Stef and I did the pruning this year. We let the vines get pretty wild last year with a lot shoots. When trying to retrain a vineyard this usually works best because you have more options on shoots you want to keep and work with. Here's a vine before we started.


You can see we have the starts of a cordon and spur VSP system going. Each spur threw two shoots, we just had some extra shoots to remove.

On some plants we are still pulling down new canes, and here's one we have started now.

The finished spurs from the plant above. These vines should fill in nicely this year and it is one of the better looking parts of the landscaping now.

On some plants we left three spurs, on others four. It just depended on the spacing. One thing we have to be careful about is leaving two spurs from different plants too close on the ends of the plants. Then you end up with four tightly spaced shoots and that increases the risk of mildew.

Here is a new spur, and our trusty FJ Cruiser.



4 comments:

Dave said...

The rather bizarre rules of the state of California mean we can't spray anything on the vines
Why is that? Because they are beside a public road?

Paul Romero said...

The alternative would be to get a pesticide business license on top of my QAC and QAL, but the insurance coverage required is over $2500 a year. Even if I don't charge the church, I'd need to register with the state as a pesticide business.
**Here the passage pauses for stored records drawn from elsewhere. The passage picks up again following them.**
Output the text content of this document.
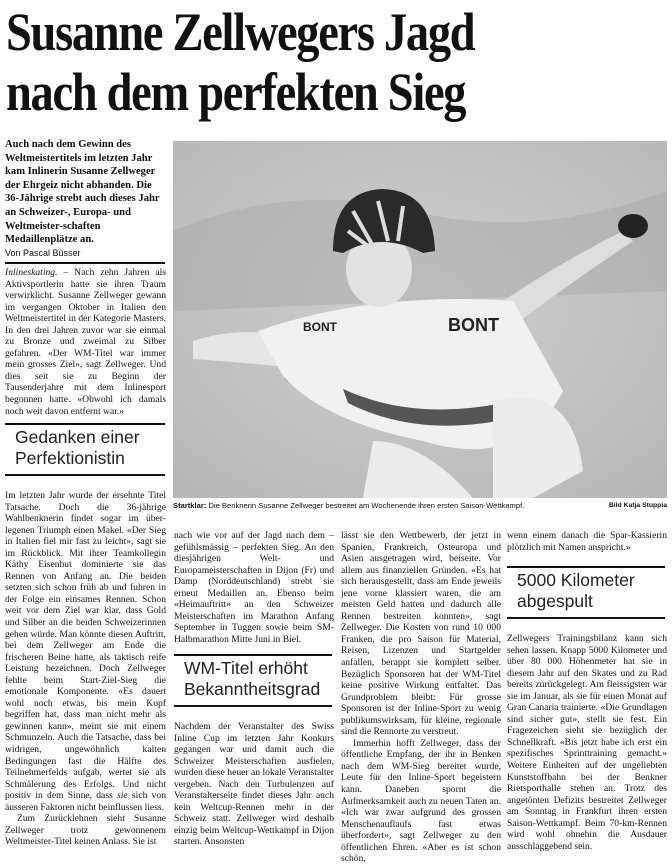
Susanne Zellwegers Jagd
nach dem perfekten Sieg
Auch nach dem Gewinn des Weltmeistertitels im letzten Jahr kam Inlinerin Susanne Zellweger der Ehrgeiz nicht abhanden. Die 36-Jährige strebt auch dieses Jahr an Schweizer-, Europa- und Weltmeister-schaften Medaillenplätze an.
Von Pascal Büsser

Inlineskating. – Nach zehn Jahren als Aktivsportlerin hatte sie ihren Traum verwirklicht. Susanne Zellweger gewann im vergangen Oktober in Italien den Weltmeistertitel in der Kategorie Masters. In den drei Jahren zuvor war sie einmal zu Bronze und zweimal zu Silber gefahren. «Der WM-Titel war immer mein grosses Ziel», sagt Zellweger. Und dies seit sie zu Beginn der Tausenderjahre mit dem Inlinesport begonnen hatte. «Obwohl ich damals noch weit davon entfernt war.»

Gedanken einer Perfektionistin

Im letzten Jahr wurde der ersehnte Titel Tatsache. Doch die 36-jährige Wahlbenknerin findet sogar im über-legenen Triumph einen Makel. «Der Sieg in Italien fiel mir fast zu leicht», sagt sie im Rückblick. Mit ihrer Teamkollegin Käthy Eisenhut dominierte sie das Rennen von Anfang an. Die beiden setzten sich schon früh ab und fuhren in der Folge ein einsames Rennen. Schon weit vor dem Ziel war klar, dass Gold und Silber an die beiden Schweizerinnen gehen würde. Man könnte diesen Auftritt, bei dem Zellweger am Ende die frischeren Beine hatte, als taktisch reife Leistung bezeichnen. Doch Zellweger fehlte beim Start-Ziel-Sieg die emotionale Komponente. «Es dauert wohl noch etwas, bis mein Kopf begriffen hat, dass man nicht mehr als gewinnen kann», meint sie mit einem Schmunzeln. Auch die Tatsache, dass bei widrigen, ungewöhnlich kalten Bedingungen fast die Hälfte des Teilnehmerfelds aufgab, wertet sie als Schmälerung des Erfolgs. Und nicht positiv in dem Sinne, dass sie sich von äusseren Faktoren nicht beinflussen liess.

Zum Zurücklehnen sieht Susanne Zellweger trotz gewonnenem Weltmeister-Titel keinen Anlass. Sie ist

BONT
BONT
Startklar: Die Benknerin Susanne Zellweger bestreitet am Wochenende ihren ersten Saison-Wettkampf.	Bild Katja Stuppia

nach wie vor auf der Jagd nach dem – gefühlsmässig – perfekten Sieg. An den diesjährigen Welt- und Europameisterschaften in Dijon (Fr) und Damp (Norddeutschland) strebt sie erneut Medaillen an. Ebenso beim «Heimauftritt» an den Schweizer Meisterschaften im Marathon Anfang September in Tuggen sowie beim SM-Halbmarathon Mitte Juni in Biel.

WM-Titel erhöht Bekanntheitsgrad

Nachdem der Veranstalter des Swiss Inline Cup im letzten Jahr Konkurs gegangen war und damit auch die Schweizer Meisterschaften ausfielen, wurden diese heuer an lokale Veranstalter vergeben. Nach den Turbulenzen auf Veranstalterseite findet dieses Jahr auch kein Weltcup-Rennen mehr in der Schweiz statt. Zellweger wird deshalb einzig beim Weltcup-Wettkampf in Dijon starten. Ansonsten

lässt sie den Wettbewerb, der jetzt in Spanien, Frankreich, Osteuropa und Asien ausgetragen wird, beiseite. Vor allem aus finanziellen Gründen. «Es hat sich herausgestellt, dass am Ende jeweils jene vorne klassiert waren, die am meisten Geld hatten und dadurch alle Rennen bestreiten konnten», sagt Zellweger. Die Kosten von rund 10 000 Franken, die pro Saison für Material, Reisen, Lizenzen und Startgelder anfallen, berappt sie komplett selber. Bezüglich Sponsoren hat der WM-Titel keine positive Wirkung entfaltet. Das Grundproblem bleibt: Für grosse Sponsoren ist der Inline-Sport zu wenig publikumswirksam, für kleine, regionale sind die Rennorte zu verstreut.

Immerhin hofft Zellweger, dass der öffentliche Empfang, der ihr in Benken nach dem WM-Sieg bereitet wurde, Leute für den Inline-Sport begeistern kann. Daneben spornt die Aufmerksamkeit auch zu neuen Taten an. «Ich war zwar aufgrund des grossen Menschenauflaufs fast etwas überfordert», sagt Zellweger zu den öffentlichen Ehren. «Aber es ist schon schön,

wenn einem danach die Spar-Kassierin plötzlich mit Namen anspricht.»

5000 Kilometer abgespult

Zellwegers Trainingsbilanz kann sich sehen lassen. Knapp 5000 Kilometer und über 80 000 Höhenmeter hat sie in diesem Jahr auf den Skates und zu Rad bereits zurückgelegt. Am fleissigsten war sie im Januar, als sie für einen Monat auf Gran Canaria trainierte. «Die Grundlagen sind sicher gut», stellt sie fest. Ein Fragezeichen sieht sie bezüglich der Schnellkraft. «Bis jetzt habe ich erst ein spezifisches Sprinttraining gemacht.» Weitere Einheiten auf der ungeliebten Kunststoffbahn bei der Benkner Rietsporthalle stehen an. Trotz des angetönten Defizits bestreitet Zellweger am Sonntag in Frankfurt ihren ersten Saison-Wettkampf. Beim 70-km-Rennen wird wohl ohnehin die Ausdauer ausschlaggebend sein.
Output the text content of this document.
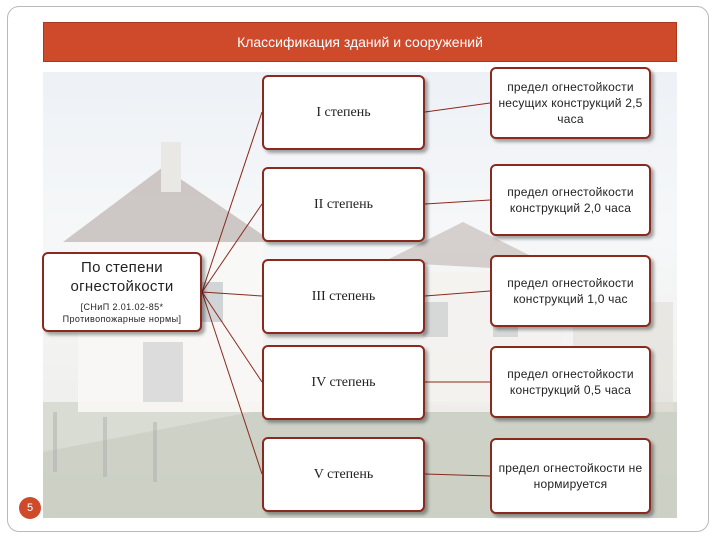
Классификация зданий и сооружений
По степени огнестойкости
[СНиП 2.01.02-85* Противопожарные нормы]
I степень
II степень
III степень
IV степень
V степень
предел огнестойкости несущих конструкций 2,5 часа
предел огнестойкости конструкций 2,0 часа
предел огнестойкости конструкций 1,0 час
предел огнестойкости конструкций 0,5 часа
предел огнестойкости не нормируется
5
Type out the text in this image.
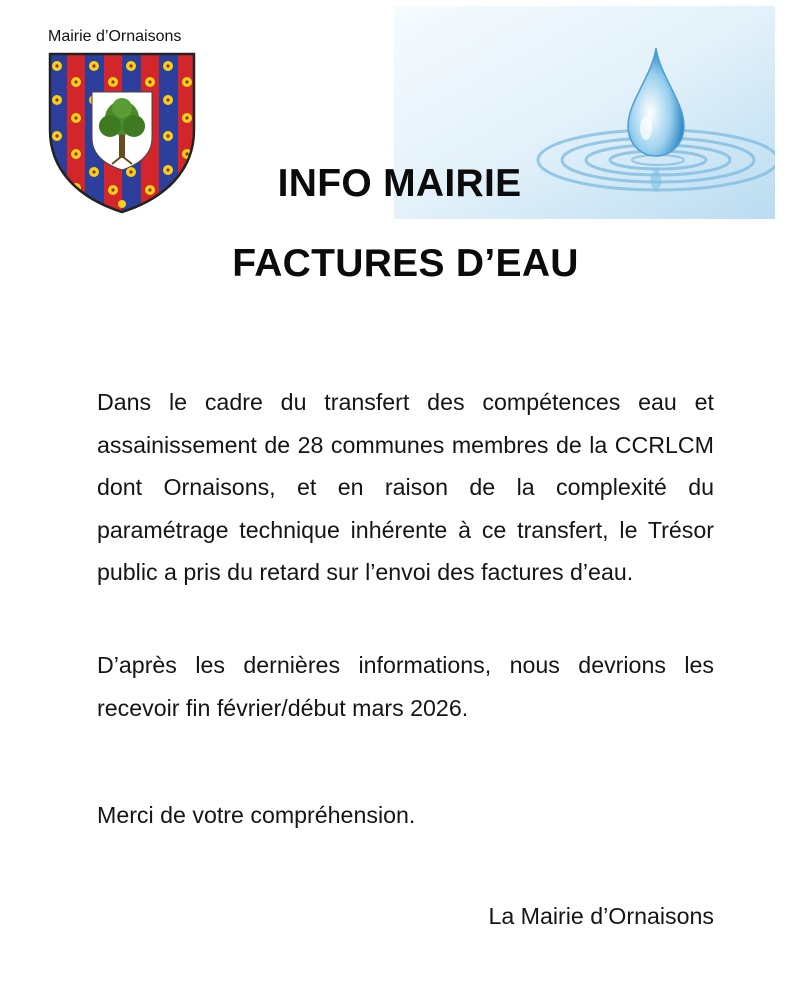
Mairie d’Ornaisons
INFO MAIRIE
FACTURES D’EAU
Dans le cadre du transfert des compétences eau et assainissement de 28 communes membres de la CCRLCM dont Ornaisons, et en raison de la complexité du paramétrage technique inhérente à ce transfert, le Trésor public a pris du retard sur l’envoi des factures d’eau.
D’après les dernières informations, nous devrions les recevoir fin février/début mars 2026.
Merci de votre compréhension.
La Mairie d’Ornaisons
Total cost would run abour $4000 a year.

Dave said...

Would you need a pesticide licence for things like oil or just for sulphur?

And does that mean you can no longer spray your other vineyards too?

Paul Romero said...

You need it for any spray, organic or not. I have site permits for the other sites. We lease the bigger vineyards so those count as mine and my QAL works. The home vineyard is registered with the county also. They gave me a bad time about it last year, but I think gave in and admit it's a little silly and tried to get me in a program so they wouldn't have to come inspect my backyard twice a year.